L’inuktitut est la langue maternelle de 46 % des résidents de la municipalité. Ce n’est toutefois pas un obstacle pour les gens d’affaires, puisque 92 % des Iqalummiut parlent l’anglais. Cependant, en vertu de la Loi sur la protection de la langue inuite, en vigueur depuis 2008, les entreprises doivent offrir leur service en inuktitut. Dans la clinique du docteur, il y a un interprète sur place en tout temps. Le tiers de l’équipe est d’ailleurs autochtone; ce sont surtout des réceptionnistes et des assistants dentaires.

Foncer
Malgré toutes ces entraves, Marc Mahfouz ne changerait pour rien au monde sa situation. Pour preuve, lorsqu’on lui demande quel est le meilleur conseil que l’on puisse offrir à un entrepreneur qui envisage de s’établir aux abords de l’océan Arctique, il répond sans hésiter une seule seconde : « Je lui dirais de faire le saut : ça vaut tellement la peine ! »

« C’est vrai que diriger une PME à plus de 2 000 km de Montréal, ça nécessite plus d’organisation, plus d’efforts de gestion. Tout coûte plus cher : la masse salariale, le loyer, les équipements. Mais au bout de compte, tu en sors gagnant. »

– Marc Mahfouz

Près du cercle polaire, les terres regorgent de promesses et de perspectives professionnelles. Le marché est vert et très peu compétitif. Il y a moins de barrières réglementaires et les besoins sont criants. Les entrepreneurs peuvent démarrer leur projet sans prendre de risques et atteindre rapidement la rentabilité sans se démener pour se démarquer.

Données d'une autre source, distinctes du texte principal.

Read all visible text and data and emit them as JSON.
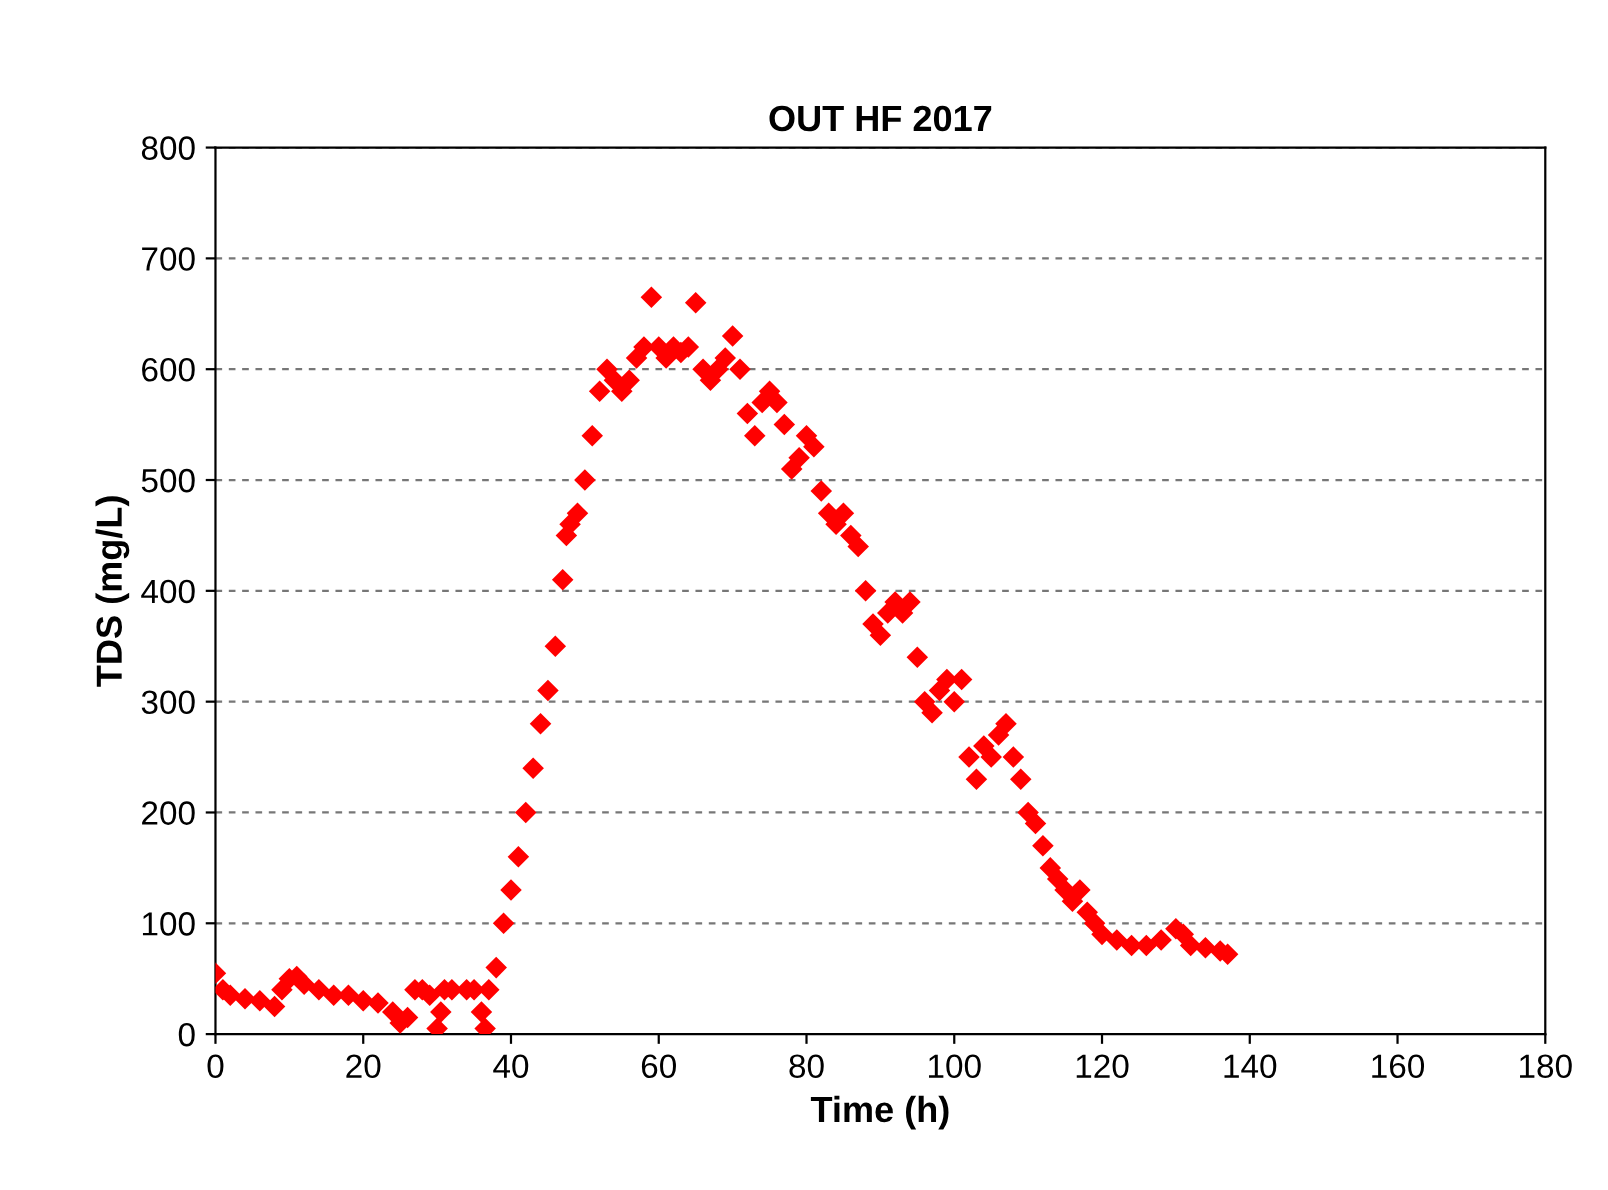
{
  "chart_data": {
    "type": "scatter",
    "title": "OUT HF 2017",
    "xlabel": "Time (h)",
    "ylabel": "TDS (mg/L)",
    "xlim": [
      0,
      180
    ],
    "xticks": [
      0,
      20,
      40,
      60,
      80,
      100,
      120,
      140,
      160,
      180
    ],
    "ylim": [
      0,
      800
    ],
    "yticks": [
      0,
      100,
      200,
      300,
      400,
      500,
      600,
      700,
      800
    ],
    "grid": "y",
    "marker": "diamond",
    "series": [
      {
        "color": "#ff0000",
        "x": [
          0,
          1,
          2,
          4,
          6,
          8,
          9,
          10,
          11,
          12,
          14,
          16,
          18,
          20,
          22,
          24,
          25,
          26,
          27,
          28,
          29,
          30,
          30.5,
          31,
          32,
          34,
          35,
          36,
          36.5,
          37,
          38,
          39,
          40,
          41,
          42,
          43,
          44,
          45,
          46,
          47,
          47.5,
          48,
          49,
          50,
          51,
          52,
          53,
          54,
          55,
          56,
          57,
          58,
          59,
          60,
          61,
          62,
          63,
          64,
          65,
          66,
          67,
          68,
          69,
          70,
          71,
          72,
          73,
          74,
          75,
          76,
          77,
          78,
          79,
          80,
          81,
          82,
          83,
          84,
          85,
          86,
          87,
          88,
          89,
          90,
          91,
          92,
          93,
          94,
          95,
          96,
          97,
          98,
          99,
          100,
          101,
          102,
          103,
          104,
          105,
          106,
          107,
          108,
          109,
          110,
          111,
          112,
          113,
          114,
          115,
          116,
          117,
          118,
          119,
          120,
          122,
          124,
          126,
          128,
          130,
          131,
          132,
          134,
          136,
          137
        ],
        "values": [
          55,
          40,
          35,
          32,
          30,
          25,
          40,
          50,
          52,
          45,
          40,
          35,
          35,
          30,
          28,
          20,
          10,
          15,
          40,
          40,
          35,
          5,
          20,
          40,
          40,
          40,
          40,
          20,
          5,
          40,
          60,
          100,
          130,
          160,
          200,
          240,
          280,
          310,
          350,
          410,
          450,
          460,
          470,
          500,
          540,
          580,
          600,
          590,
          580,
          590,
          610,
          620,
          665,
          620,
          610,
          620,
          615,
          620,
          660,
          600,
          590,
          600,
          610,
          630,
          600,
          560,
          540,
          570,
          580,
          570,
          550,
          510,
          520,
          540,
          530,
          490,
          470,
          460,
          470,
          450,
          440,
          400,
          370,
          360,
          380,
          390,
          380,
          390,
          340,
          300,
          290,
          310,
          320,
          300,
          320,
          250,
          230,
          260,
          250,
          270,
          280,
          250,
          230,
          200,
          190,
          170,
          150,
          140,
          130,
          120,
          130,
          110,
          100,
          90,
          85,
          80,
          80,
          85,
          95,
          90,
          80,
          78,
          75,
          72
        ]
      }
    ]
  }
}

Marc Mahfouz est bien placé pour le savoir. À Iqaluit, il n’y a que deux cliniques dentaires pour 7 000 habitants. La sienne est la seule à traiter directement avec les assureurs afin que les patients n’aient à régler que la portion non couverte de leurs soins. Ce service, qui n’a en vérité rien d’extraordinaire, lui permet en fait de rejoindre une vaste clientèle et de prêter main-forte à la communauté. Il accueille sur sa chaise les familles vulnérables, celles qui ne possèdent pas de coussin financier pour acquitter leur facture en attendant un remboursement. Au besoin, il paie même le taxi.

Réussir
Selon le professionnel, pour mener des affaires florissantes dans le Nord, il suffit de miser sur son équipe. « La clé pour être profitable malgré les coûts élevés est de se doter de travailleurs performants, qui nous font gagner du temps et qui génèrent moins de pertes. Pour y parvenir, c’est essentiel de donner l’exemple, d’être un gestionnaire irréprochable, un modèle d’efficacité. C’est important de questionner les pratiques, d’accorder notre confiance tout en contrôlant ce qui se passe. » Formation et encadrement demeurent les mots d’ordre.

Sans employés, rappelle Marc Mahfouz, il n’y a pas d’entreprises. Et sans dentistes, il n’y a pas d’individus en santé. Car c’est aussi ça être entrepreneur à Iqaluit ; offrir un service qui fait vraiment la différence.